Nach den Erfolgen der letzten Wochen ist die Laune beim 1. FC Köln natürlich großartig. Im Vorfeld der Partie in Karlsruhe gibt es auch keinen Grund, der diese Laune trüben könnte. Bis auf die Langzeitverletzten McKenna, Bigalke, Bröker und Chihi, welcher am Wochenende in der U21 erste Spielpraxis nach seiner Verletzung sammeln soll, stehen Peter Stöger alle Spieler zur Verfügung. In der Innenverteidigung hat der Österreicher sogar mit einem Luxusproblem zu kämpfen. Drei Spieler bieten sich an, die Position neben dem gesetzten Dominic Maroh einzunehmen: „Kevin Wimmer, Bruno und Román Golobart haben alle großes Potenzial“, so Stöger. Momentan sieht der Österreicher Wimmer im Dreikampf um die vakante Position vorne.

Der FC will am Samstag vom Beginn an das Heft in die Hand nehmen: „Wir wollen auftreten wie zuletzt und das Spiel dominieren, aktiv sein und vom Start weg zeigen, dass wir die drei Punkte mitnehmen wollen“, sagte Stöger auf der Pressekonferenz zur Partie.
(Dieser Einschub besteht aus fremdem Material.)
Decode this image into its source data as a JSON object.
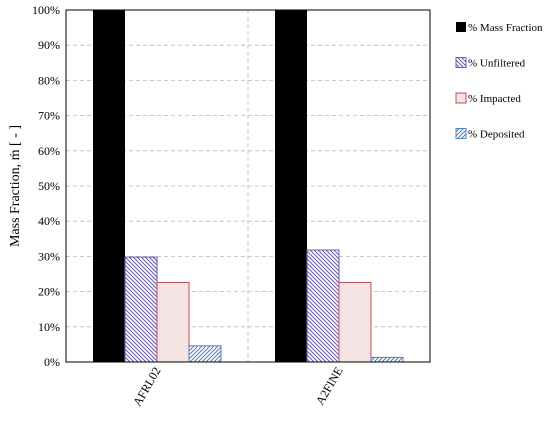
{
  "chart_data": {
    "type": "bar",
    "categories": [
      "AFRL02",
      "A2FINE"
    ],
    "series": [
      {
        "name": "% Mass Fraction",
        "values": [
          100,
          100
        ],
        "color": "#000000",
        "pattern": "solid"
      },
      {
        "name": "% Unfiltered",
        "values": [
          29.8,
          31.8
        ],
        "color": "#6b5aa8",
        "pattern": "diag-down"
      },
      {
        "name": "% Impacted",
        "values": [
          22.6,
          22.6
        ],
        "color": "#c0504d",
        "fill": "#f5e4e3",
        "pattern": "solid-light"
      },
      {
        "name": "% Deposited",
        "values": [
          4.6,
          1.3
        ],
        "color": "#4f81bd",
        "pattern": "diag-up"
      }
    ],
    "y_ticks": [
      "0%",
      "10%",
      "20%",
      "30%",
      "40%",
      "50%",
      "60%",
      "70%",
      "80%",
      "90%",
      "100%"
    ],
    "ylim": [
      0,
      100
    ],
    "ylabel": "Mass Fraction, ṁ [ - ]",
    "xlabel": "",
    "title": "",
    "grid": "dashed",
    "legend_position": "right"
  }
}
Dabei erwartet der 47-jährige eine Systemumstellung beim Gegner. Die Karlsruher liefen bislang immer mit zwei Spitzen auf. Unter der Woche bestritten die Badener ein Testspiel gegen den Hamburger SV und agierten dort mit nur einem Stürmer. „Ich kann mir vorstellen, dass sie etwas defensiver auftreten und die zweite Sturmspitze zurückziehen.“

Dabei wird es auch ein Wiedersehen mit einem alten Bekannten geben: Ex-Kölner Reinhold Yabo wechselte vor dieser Saison zum KSC und konnte sich auf Anhieb einen Stammplatz im defensiven Mittelfeld erkämpfen. Der 21-jährige wird gegen seine alten Kollegen sicherlich doppelt motiviert sein.

Die letzten zwei Aufeinandertreffen mit dem KSC gab es in der Saison 2008/09 als beide Teams noch in der 1. Bundesliga vertreten waren. Während das Rückspiel 0:0 endete, konnte der FC im Hinspiel mit 2:0 siegen. An diese Begegnung werden sich viele Kölner Fans noch gut erinnern können. Es war das letzte Profispiel von Ümit Özat, der damals in der 27. Spielminute kolabierte und reanimiert werden musste.

3.400 FC-Anhänger werden morgen mit in die gut 300 Kilometer entfernte Fächerstadt reisen, insgesamt wird mit über 20.000 Zuschauern im Wildparkstadion gerechnet. Schiedsrichter der Begegnung ist Felix Zwayer.